KAPITAL
- Type: Private
- Industry: Fashion
- Founded: March, 1985
- Founder: Toshikiyo Hirata
- Headquarters: Kurashiki, Okayama Prefecture, Japan
- Number of locations: 13
- Key people: Toshikiyo Hirata Kiro Hirata
- Products: Denim, clothing
- Brands: Kapital Kountry
- Website: kapital.jp

= Kapital (brand) =

Japanese denim and fashion brand

Kapital (Japanese: キャピタル), often stylized as KAPITAL, is a Japanese denim and clothing brand known for its use of traditional textile and patchwork methods. Kapital was founded in 1985 by Toshikiyo Hirata.

The clothing brand is renowned for its denim, workwear, and Americana-inspired garments, and has developed a cult following for its eclectic and handicraft work and limited-production denim. It has been described as “ perhaps the best-known Japanese workwear brand on the planet.”

Kapital operates 13 stores across Japan, and is sold in select retailers globally. Clothing is produced across 4 sewing factories and 1 dyeing factory.

== Etymology ==
The "Kapital" name originates in the company's founding in Kojima District, Okayama, an area known as Japan's "Denim Capital".

== History ==
Toshikiyo Hirata was inspired to begin making denim after visiting the United States in the 1980s to teach karate where he encountered mid-century American denim. Upon his return to Japan, he studied denim-making techniques in Kojima, and started a denim factory in 1984 replicating the quality of mid-century American-made denim. Hirata formally founded the Kapital brand soon after in 1985.

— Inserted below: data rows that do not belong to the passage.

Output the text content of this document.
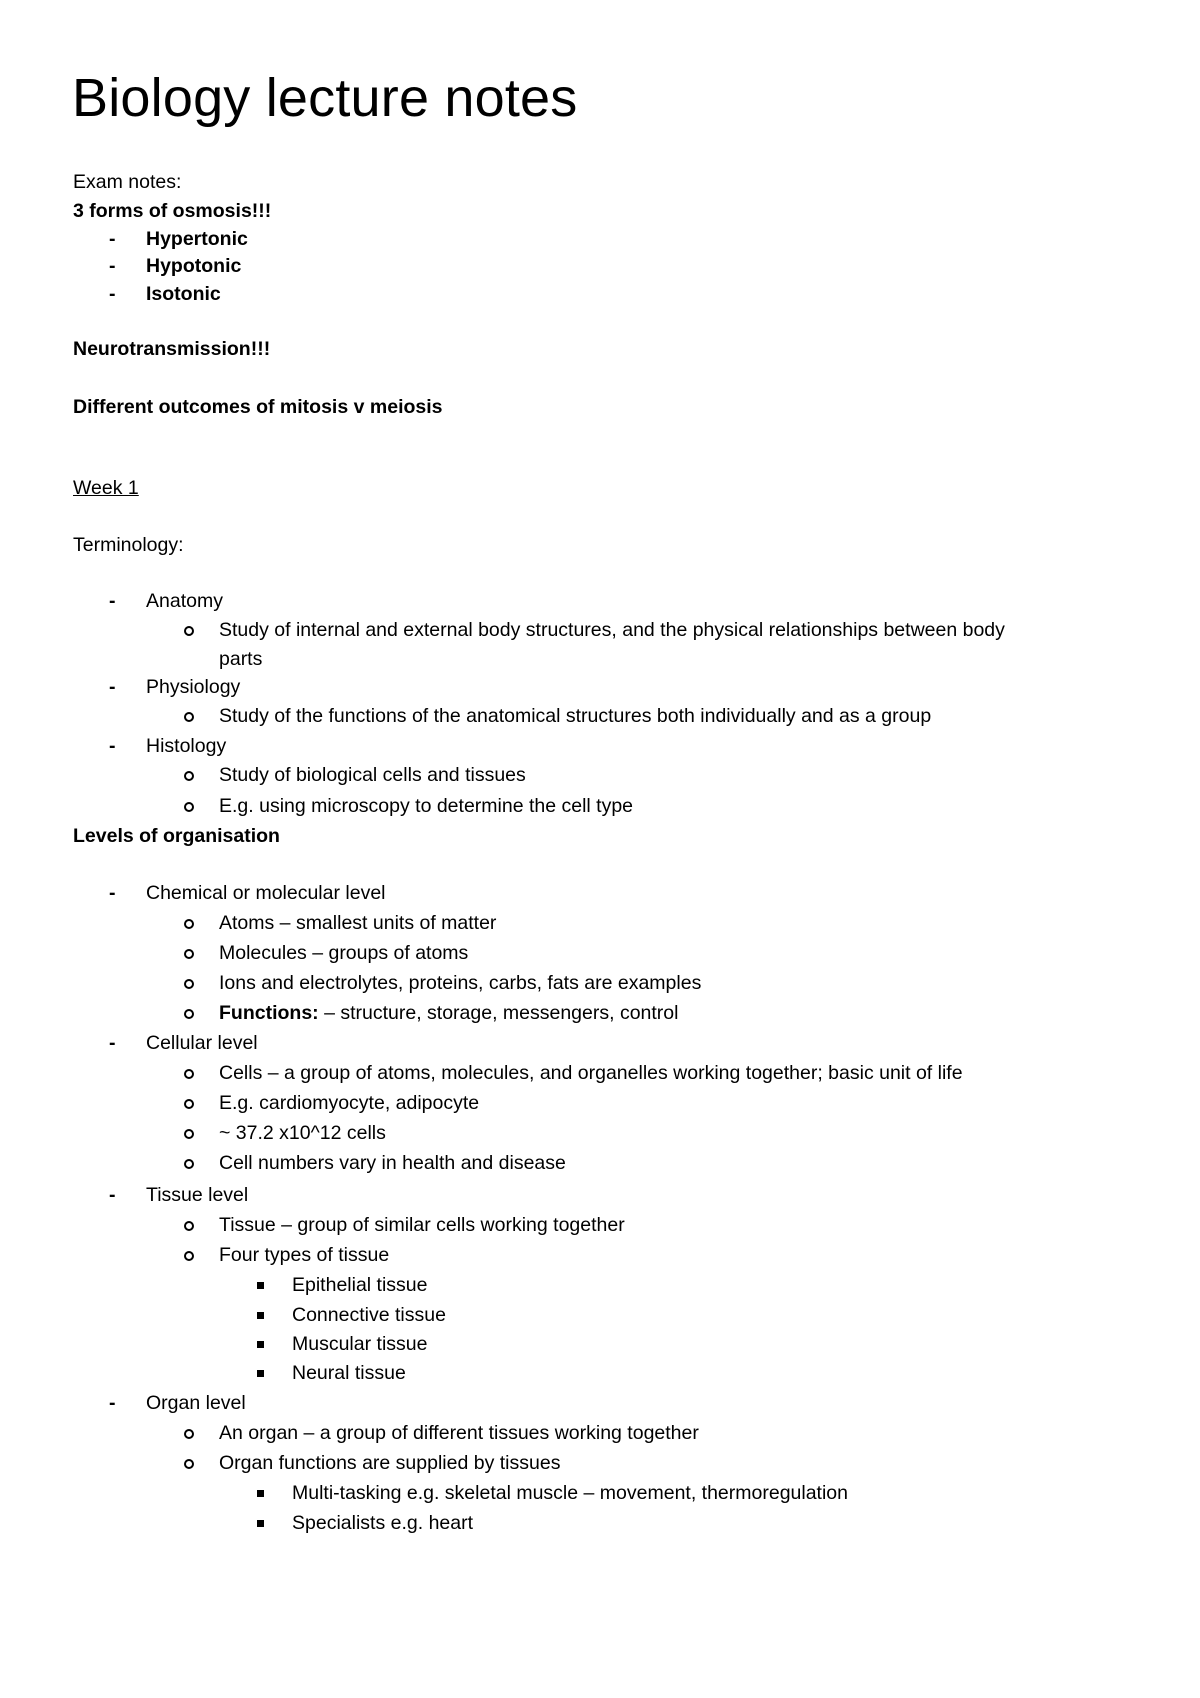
Biology lecture notes

Exam notes:

3 forms of osmosis!!!

-	Hypertonic

-	Hypotonic

-	Isotonic

Neurotransmission!!!

Different outcomes of mitosis v meiosis

Week 1

Terminology:

-	Anatomy

Study of internal and external body structures, and the physical relationships between body

parts

-	Physiology

Study of the functions of the anatomical structures both individually and as a group

-	Histology

Study of biological cells and tissues

E.g. using microscopy to determine the cell type

Levels of organisation

-	Chemical or molecular level

Atoms – smallest units of matter

Molecules – groups of atoms

Ions and electrolytes, proteins, carbs, fats are examples

Functions: – structure, storage, messengers, control

-	Cellular level

Cells – a group of atoms, molecules, and organelles working together; basic unit of life

E.g. cardiomyocyte, adipocyte

~ 37.2 x10^12 cells

Cell numbers vary in health and disease

-	Tissue level

Tissue – group of similar cells working together

Four types of tissue

Epithelial tissue

Connective tissue

Muscular tissue

Neural tissue

-	Organ level

An organ – a group of different tissues working together

Organ functions are supplied by tissues

Multi-tasking e.g. skeletal muscle – movement, thermoregulation

Specialists e.g. heart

Toshikiyo's son Kiro Hirata joined the brand in 2002 to assist in contemporary fashion and marketing appeal for the brand. Combined with its expertise in high quality denim manufacturing, the brand began to branch out into more niche areas of the fashion industry, and carved out a reputation for eclectic artisan designs.

The brand further began experimenting in the 2000s with natural and synthetic dyes, cut and sew garments, hand overstitching, bandanas, as well as creating more than just denim bottoms with tops, outerwear, footwear, and accessories.

Founder Toshikiyo Hirata died in April 2024. His son Kiro will continue to helm the brand as creative director.

In 2024,L Catterton, a private equity firm associated with French conglomerate LVMH, acquired a majority stake in Kapital.

== Production ==
Kapital specializes in multiple traditional and artisanal garment manufacturing techniques, such as sashiko, boro, quilting, patchwork, distressing, mending, cut-and-sew, and appliqué. In denim production, the brand also uses stone washing and enzyme washing. These techniques are modernized and adapted for contemporary production and innovation.